I mean resolution. I have accomplished a new years resolution, ok it was last years resolution and I had to break one of this years resolutions but I think it was worth it. I resolved, last year, to try and get Carl onto a bicycle, preferably his own, out of genuine concern for his state of health as well as to create a supply of amusing anecdotes which inevitable accompany cycling. He responded by declaring his new years resolution to be NOT to get a bicycle which stumped me for a year. This years resolution was to keep him off a bicycle, prompting him to ... buy a bicycle. Mission accomplished.
Not knowing an awful lot about bicycles they asked me to accompany them to a couple of bicycle shops to try and pick a couple of bikes suitable for them as well as all the accesories they would need which, since they had nothing, was a considerable list. We started off a Cajees Cycles which has a reputation (unjustified as I found out) of being the cheapest place. Typical of Indian shops, the price is never the price but even after discounted "Best Price" and a nod of the head, it was still the same or more as Linden cycles which is where we eventually purchased the lot. The lot being two cheapish mountain bikes, bike rack, pumps, saddle bags, gloves, shorts, bottles, toolkits, puncture repair kits, you get the picture. In the end the accessories cost almost the same as the two bicycles which really surprised me although a substantial portion of the accessories was the bicycle rack. It was great being out shopping, buying all sorts of goodies and leaving the wallet pain in someone else's wallet. Carl was looking decidedly stricken by the end of it.
Shopping should be added to my list of addictions since it definately does seem to give one a slight state of euphoria which some people find addictive.
I have recently completed reading "Unintelligent Design" by Robyn Williams which I found to be ok, not great, but ok and I would hesitate to recommend it even though I agree with most of the contents. The author quotes another author Susan Greenfield as follows:
"Professor Susan Greenfield likes to refer to two general ways of getting the most from life: being 'in the moment' on the one hand, and working for more distant ambitions for yourself, your family or even your society. Orchestrating the appetites of the moment is one of life's skills. Those not good at it turn to 'in your face' turn-ons like drugs, violence and crime. Those of us with greater hedonistic experience and skill cannot understand how anyone can want to choose crack cocaine and oblivion over chocolate, Mozart and beaches. (I am being glib - I should remember the lessons of Matthew Chapman in Dayton and the way poverty obliterates choice.) Long-term goals provide the satisfactions of service and achievement. Both ingredients, immediate and far-reaching, provide plenty of point and meaning for the average life."

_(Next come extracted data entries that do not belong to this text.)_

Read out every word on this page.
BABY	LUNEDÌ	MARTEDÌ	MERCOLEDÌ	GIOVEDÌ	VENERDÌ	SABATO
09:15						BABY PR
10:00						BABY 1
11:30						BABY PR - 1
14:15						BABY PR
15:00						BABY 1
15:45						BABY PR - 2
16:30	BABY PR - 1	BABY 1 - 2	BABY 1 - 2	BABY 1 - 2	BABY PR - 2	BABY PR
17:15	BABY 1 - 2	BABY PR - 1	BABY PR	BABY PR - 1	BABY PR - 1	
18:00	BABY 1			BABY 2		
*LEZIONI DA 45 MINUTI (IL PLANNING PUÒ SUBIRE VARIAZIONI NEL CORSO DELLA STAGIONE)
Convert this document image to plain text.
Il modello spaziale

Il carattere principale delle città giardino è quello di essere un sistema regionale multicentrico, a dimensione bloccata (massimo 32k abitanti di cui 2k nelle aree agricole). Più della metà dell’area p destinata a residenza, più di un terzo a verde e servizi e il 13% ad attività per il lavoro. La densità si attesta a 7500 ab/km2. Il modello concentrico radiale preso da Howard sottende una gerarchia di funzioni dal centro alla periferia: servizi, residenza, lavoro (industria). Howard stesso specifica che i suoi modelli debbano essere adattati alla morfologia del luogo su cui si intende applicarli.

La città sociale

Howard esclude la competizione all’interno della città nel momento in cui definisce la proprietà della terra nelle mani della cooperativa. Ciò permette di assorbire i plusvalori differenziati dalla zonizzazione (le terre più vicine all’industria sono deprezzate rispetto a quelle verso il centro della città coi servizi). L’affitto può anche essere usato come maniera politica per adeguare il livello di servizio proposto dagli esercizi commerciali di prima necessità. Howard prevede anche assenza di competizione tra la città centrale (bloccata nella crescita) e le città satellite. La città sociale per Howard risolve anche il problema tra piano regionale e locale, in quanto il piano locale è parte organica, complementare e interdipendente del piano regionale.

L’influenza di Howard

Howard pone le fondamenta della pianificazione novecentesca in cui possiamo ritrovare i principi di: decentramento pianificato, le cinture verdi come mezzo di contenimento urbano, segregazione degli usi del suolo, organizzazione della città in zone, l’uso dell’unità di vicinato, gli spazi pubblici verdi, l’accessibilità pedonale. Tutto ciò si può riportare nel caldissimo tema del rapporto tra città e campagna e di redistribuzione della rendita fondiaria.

Hope I'm not breaking copyright here but an interesting point of view as to why people get addicted. Talking about addiction, someone I recently met, met a real drug dealer and posed the "So why do you do it?" as in sell drugs question to the dealer and his answer was fascinating. The dealer drew a paralled to the natural world where predators for instance, a hyena, will prey on the old and/or weak of a herd and he saw himself as the human equivalent, sniffing out the weak in human society and consuming them. I don't believe him for a second but interesting point of view and it just goes to show that people can justify just about anything. If a drug dealer can find it within his conscience to morally justify the damage he is doing, I can't see anyone not being able to do so.
After spending the whole morning, we finally emerged from the cycle shop fully kitted out and ready to roll. Carl managed to destroy his bike within a day so it had to be returned to the bike shop. He says is was an assembly defect, I'm not so sure.
Sunday morning, Jason and I did a 100km in about 4 hours and for a change I felt that I was really pushing him right up until the last big hill at about 96km when he started to creep away. He just doesn't give up, it is very frustrating. Absolutely fantastic ride out in the country, beautiful views, fresh cool air and good climbs. I hadn't brought any energy gel with me and as luck would have it, at about 40km there was this PERC promotion table in the middle of nowhere handing out complimentary sachets of energy gel and cramp stop which I was very grateful to help myself to. I wouldn't buy the energy gel, not because it doesn't work but because it is so sweet that in any race more than 80km, it is going to be unpalatable. I took my GPS with me to measure the climbs but the ride looks so flat even though there are a couple of quite nice climbs.
Had supper with Pippa and Glynne which was very enjoyable. Glynne wanted me to join him on a 2km swim. Last time I checked, I didn't resemble a fish so I politely declined. Maybe not so politely. Glynne was a bit pissed off that I hadn't contacted him to join us for the mornings ride and that I had said that I was going to be away. That was before I got the opportunity to fulfill last years new years resolution and I just couldn't let that get away from me. Can't really blame him, I should've invited him so I felt duly chastised.